Ein Praxisbeispiel aus den Etüden des Cellopädagogen Justus Johann Friedrich Dotzauer (1783-1860)
Beim Musizieren auf einem Streichinstrument stellt sich die Frage des Fingersatzes immer wieder neu. Meist stehen dabei künstlerische oder instrumentaltechnische Überlegungen im Vordergrund. Doch gibt es auch eine historische Dimension, die in diesem Beitrag im Fokus steht.
Der Fingersatz beim Streichinstrumentenspiel beeinflusst künstlerische Aussagen und wird bei fortgeschrittenen Lernenden für die bestmögliche Darstellung der musikalischen Linien gewählt. Andererseits kann die Wahl des Fingersatzes im Lernprozess gezielt eingesetzt werden, um besondere Finger-, Hand- und Armbewegungen zu lehren und zu lernen. Dieser Beitrag konzentriert sich auf einen dritten Bereich bei der Frage der Wahl des Fingersatzes. Denn neben instrumentaltechnischen und künstlerischen Gründen sollte eine historische Dimension bedacht werden, da in unterschiedlichen Zeiten völlig verschiedene Ausgangspositionen die Wahl des Fingersatzes beeinflussten.

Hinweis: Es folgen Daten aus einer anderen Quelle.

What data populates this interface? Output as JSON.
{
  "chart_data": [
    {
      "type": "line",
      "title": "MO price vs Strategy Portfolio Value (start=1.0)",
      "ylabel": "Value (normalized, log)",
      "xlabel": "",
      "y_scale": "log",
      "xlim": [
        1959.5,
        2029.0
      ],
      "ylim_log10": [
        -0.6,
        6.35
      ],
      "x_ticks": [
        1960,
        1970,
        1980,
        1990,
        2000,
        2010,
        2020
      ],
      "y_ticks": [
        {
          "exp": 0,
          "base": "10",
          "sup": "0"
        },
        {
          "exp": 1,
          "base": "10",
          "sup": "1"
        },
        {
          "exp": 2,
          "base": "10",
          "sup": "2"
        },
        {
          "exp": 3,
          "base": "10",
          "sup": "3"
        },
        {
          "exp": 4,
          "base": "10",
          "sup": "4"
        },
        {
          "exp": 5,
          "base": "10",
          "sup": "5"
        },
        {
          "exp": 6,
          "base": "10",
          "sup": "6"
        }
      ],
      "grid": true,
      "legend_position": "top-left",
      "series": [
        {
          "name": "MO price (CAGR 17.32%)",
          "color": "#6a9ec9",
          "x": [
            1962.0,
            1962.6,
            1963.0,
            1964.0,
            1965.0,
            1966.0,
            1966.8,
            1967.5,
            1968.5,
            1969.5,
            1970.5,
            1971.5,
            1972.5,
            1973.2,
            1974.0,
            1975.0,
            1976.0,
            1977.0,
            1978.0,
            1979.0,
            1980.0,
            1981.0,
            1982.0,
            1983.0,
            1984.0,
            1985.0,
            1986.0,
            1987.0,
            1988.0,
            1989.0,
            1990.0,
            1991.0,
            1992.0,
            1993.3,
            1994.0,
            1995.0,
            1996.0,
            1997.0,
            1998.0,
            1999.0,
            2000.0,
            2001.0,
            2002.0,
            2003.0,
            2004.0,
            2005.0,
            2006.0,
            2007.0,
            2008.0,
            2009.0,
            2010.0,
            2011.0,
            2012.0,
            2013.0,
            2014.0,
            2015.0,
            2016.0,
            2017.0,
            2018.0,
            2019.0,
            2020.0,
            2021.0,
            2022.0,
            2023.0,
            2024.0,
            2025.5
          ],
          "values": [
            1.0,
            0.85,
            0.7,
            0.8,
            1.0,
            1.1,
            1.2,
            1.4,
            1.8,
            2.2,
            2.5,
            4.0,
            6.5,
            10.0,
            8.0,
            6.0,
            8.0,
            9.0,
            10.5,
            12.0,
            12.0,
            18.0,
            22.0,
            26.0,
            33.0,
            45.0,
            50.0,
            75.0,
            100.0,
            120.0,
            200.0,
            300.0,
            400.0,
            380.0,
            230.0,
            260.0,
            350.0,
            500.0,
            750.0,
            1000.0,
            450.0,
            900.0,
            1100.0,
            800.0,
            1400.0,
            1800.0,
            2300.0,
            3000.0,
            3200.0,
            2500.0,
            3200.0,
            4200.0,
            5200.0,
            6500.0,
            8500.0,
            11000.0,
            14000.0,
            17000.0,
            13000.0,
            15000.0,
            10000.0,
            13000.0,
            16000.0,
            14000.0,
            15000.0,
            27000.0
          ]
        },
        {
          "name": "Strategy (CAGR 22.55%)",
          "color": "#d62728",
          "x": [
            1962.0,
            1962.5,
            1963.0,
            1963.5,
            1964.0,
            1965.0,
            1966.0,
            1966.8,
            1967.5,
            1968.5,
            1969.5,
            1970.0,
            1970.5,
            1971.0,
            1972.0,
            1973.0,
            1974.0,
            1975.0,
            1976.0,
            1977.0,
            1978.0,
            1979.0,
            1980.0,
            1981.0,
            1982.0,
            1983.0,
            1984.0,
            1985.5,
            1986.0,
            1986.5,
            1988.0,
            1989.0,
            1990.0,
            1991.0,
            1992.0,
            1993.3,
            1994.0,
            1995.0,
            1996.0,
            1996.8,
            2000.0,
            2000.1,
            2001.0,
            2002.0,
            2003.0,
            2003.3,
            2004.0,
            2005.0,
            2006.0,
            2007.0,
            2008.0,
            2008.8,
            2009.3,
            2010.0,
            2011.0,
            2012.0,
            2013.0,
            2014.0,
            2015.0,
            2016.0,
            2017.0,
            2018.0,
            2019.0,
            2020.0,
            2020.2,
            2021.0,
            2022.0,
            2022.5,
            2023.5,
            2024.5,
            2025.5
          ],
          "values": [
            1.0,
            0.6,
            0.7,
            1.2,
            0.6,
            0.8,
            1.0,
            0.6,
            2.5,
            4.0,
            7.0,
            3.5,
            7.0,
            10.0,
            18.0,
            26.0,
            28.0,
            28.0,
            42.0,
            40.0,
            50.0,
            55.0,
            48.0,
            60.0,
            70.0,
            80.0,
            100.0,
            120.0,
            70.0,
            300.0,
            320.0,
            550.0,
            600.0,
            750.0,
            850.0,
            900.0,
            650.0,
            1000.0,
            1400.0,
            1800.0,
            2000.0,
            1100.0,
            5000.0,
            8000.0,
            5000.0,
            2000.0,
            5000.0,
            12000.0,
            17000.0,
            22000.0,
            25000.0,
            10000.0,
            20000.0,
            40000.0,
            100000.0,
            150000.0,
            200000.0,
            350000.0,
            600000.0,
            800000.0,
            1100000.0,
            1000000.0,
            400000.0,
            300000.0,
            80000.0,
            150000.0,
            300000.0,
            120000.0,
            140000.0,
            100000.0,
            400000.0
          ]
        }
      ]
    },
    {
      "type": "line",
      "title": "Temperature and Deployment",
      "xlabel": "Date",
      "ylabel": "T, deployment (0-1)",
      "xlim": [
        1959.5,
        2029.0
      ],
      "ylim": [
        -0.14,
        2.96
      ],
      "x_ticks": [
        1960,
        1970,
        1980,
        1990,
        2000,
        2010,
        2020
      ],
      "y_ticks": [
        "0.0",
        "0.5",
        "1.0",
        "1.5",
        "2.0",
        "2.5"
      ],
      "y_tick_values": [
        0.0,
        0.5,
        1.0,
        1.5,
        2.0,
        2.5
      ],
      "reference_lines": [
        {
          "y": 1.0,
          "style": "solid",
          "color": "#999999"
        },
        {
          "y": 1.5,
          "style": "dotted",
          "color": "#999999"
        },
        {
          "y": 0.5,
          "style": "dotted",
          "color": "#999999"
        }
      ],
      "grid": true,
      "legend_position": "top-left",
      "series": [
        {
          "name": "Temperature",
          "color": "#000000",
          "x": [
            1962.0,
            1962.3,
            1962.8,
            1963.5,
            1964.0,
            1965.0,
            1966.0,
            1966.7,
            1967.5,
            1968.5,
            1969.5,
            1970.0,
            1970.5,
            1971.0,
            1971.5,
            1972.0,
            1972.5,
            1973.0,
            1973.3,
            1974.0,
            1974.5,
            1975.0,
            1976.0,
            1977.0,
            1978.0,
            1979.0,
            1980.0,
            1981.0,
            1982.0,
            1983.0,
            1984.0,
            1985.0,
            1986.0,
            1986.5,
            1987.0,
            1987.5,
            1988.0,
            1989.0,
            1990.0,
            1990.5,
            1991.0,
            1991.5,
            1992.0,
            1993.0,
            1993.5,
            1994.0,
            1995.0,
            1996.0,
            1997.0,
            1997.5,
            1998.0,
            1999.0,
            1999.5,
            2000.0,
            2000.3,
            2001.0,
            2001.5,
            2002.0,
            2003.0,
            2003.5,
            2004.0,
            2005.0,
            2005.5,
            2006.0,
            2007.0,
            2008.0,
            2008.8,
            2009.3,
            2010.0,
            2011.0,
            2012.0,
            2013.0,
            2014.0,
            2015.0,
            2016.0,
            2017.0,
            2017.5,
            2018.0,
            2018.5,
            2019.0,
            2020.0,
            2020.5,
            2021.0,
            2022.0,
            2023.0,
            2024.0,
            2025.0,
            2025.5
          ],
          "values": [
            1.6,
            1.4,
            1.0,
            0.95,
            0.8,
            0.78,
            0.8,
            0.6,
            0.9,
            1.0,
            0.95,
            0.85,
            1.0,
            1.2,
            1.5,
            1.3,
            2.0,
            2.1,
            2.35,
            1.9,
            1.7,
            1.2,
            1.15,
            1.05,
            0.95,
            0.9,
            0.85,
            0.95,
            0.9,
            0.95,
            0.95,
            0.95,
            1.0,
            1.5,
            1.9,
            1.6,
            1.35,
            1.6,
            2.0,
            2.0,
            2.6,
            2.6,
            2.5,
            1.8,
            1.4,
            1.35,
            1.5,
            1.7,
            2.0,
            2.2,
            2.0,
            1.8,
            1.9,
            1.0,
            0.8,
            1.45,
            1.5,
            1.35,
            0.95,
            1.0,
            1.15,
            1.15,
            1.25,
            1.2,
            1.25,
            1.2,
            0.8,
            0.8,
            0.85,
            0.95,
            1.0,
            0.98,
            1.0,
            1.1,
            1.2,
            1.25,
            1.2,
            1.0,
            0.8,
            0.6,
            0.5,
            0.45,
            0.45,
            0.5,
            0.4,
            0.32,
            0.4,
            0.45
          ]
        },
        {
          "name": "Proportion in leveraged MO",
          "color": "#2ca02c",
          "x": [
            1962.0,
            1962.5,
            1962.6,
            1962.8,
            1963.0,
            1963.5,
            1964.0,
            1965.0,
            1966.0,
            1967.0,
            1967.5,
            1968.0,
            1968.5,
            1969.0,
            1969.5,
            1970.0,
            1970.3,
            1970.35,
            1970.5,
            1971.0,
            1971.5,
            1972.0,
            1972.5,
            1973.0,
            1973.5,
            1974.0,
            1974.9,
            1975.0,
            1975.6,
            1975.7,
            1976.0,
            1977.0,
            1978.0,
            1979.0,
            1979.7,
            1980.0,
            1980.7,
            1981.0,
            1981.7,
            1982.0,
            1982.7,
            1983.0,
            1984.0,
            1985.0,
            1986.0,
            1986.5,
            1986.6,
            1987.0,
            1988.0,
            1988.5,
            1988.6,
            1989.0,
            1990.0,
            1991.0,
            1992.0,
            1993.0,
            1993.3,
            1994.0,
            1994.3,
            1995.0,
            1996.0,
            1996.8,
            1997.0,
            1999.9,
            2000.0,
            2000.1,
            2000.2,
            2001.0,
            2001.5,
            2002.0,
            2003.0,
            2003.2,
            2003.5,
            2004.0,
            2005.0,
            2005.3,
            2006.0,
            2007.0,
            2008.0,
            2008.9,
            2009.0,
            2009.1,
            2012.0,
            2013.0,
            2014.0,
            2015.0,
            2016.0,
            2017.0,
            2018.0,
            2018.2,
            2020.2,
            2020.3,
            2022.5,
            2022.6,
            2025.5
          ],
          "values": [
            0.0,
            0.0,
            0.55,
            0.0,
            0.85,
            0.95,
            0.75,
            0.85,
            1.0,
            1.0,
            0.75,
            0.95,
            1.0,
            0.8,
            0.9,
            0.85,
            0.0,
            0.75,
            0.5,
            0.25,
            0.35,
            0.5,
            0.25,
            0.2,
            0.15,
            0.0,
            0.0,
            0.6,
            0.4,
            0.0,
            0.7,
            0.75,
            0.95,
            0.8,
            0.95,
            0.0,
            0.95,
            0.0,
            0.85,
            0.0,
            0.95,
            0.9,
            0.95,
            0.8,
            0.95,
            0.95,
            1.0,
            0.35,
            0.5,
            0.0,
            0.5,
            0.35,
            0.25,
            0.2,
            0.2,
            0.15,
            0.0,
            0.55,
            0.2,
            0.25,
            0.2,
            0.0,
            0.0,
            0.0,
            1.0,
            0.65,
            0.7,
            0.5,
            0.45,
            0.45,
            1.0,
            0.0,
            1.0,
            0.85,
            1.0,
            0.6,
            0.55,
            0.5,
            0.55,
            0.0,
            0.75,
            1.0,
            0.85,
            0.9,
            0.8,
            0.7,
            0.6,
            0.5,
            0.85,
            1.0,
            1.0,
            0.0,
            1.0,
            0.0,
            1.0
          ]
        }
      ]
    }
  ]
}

Bedeutung des Lagenwechsels
In der Streicher- und besonders der Cellopädagogik1 bestand bis etwa um das Jahr 1800 eine generelle Maxime, die das Spiel in gleichbleibenden Lagen bevorzugte und dementsprechend Saitenübergänge in Kauf nahm, um Lagenwechsel zu vermeiden. Insofern findet man in den Lehrwerken dieser Zeit wenig oder keine Informationen zur Ausführung der Lagenwechsel. Im Laufe des 19. Jahrhunderts wandelte sich dies und Homogenität im Klang – also das Spiel auf ein und derselben Saite, welches durch Lagenwechsel erreicht wird – wurde nach und nach als ästhetischer Wert angestrebt. Dementsprechend räumen die Instrumentalschulen am Ende des 19. Jahrhunderts der Übung des Lagenwechsels mehr und mehr Raum ein.
Dies ist speziell beim Cellospiel wichtig, da hier innerhalb einer Griffstellung (Lage) von der Hand nur eine Terz gespannt werden kann – im Gegensatz zur Quartspannung bei Geige und Bratsche.2 Über die Bedeutung des Lagenwechsels bestand anschließend im 20. Jahrhundert weitgehend Einigkeit, jedoch lässt sich in den vergangenen Jahren bei Popularmusik eine Tendenz erkennen, welche die Bedeutung des Lagenwechsels wieder einschränkt und andere klangliche Werte in den Vordergrund stellt.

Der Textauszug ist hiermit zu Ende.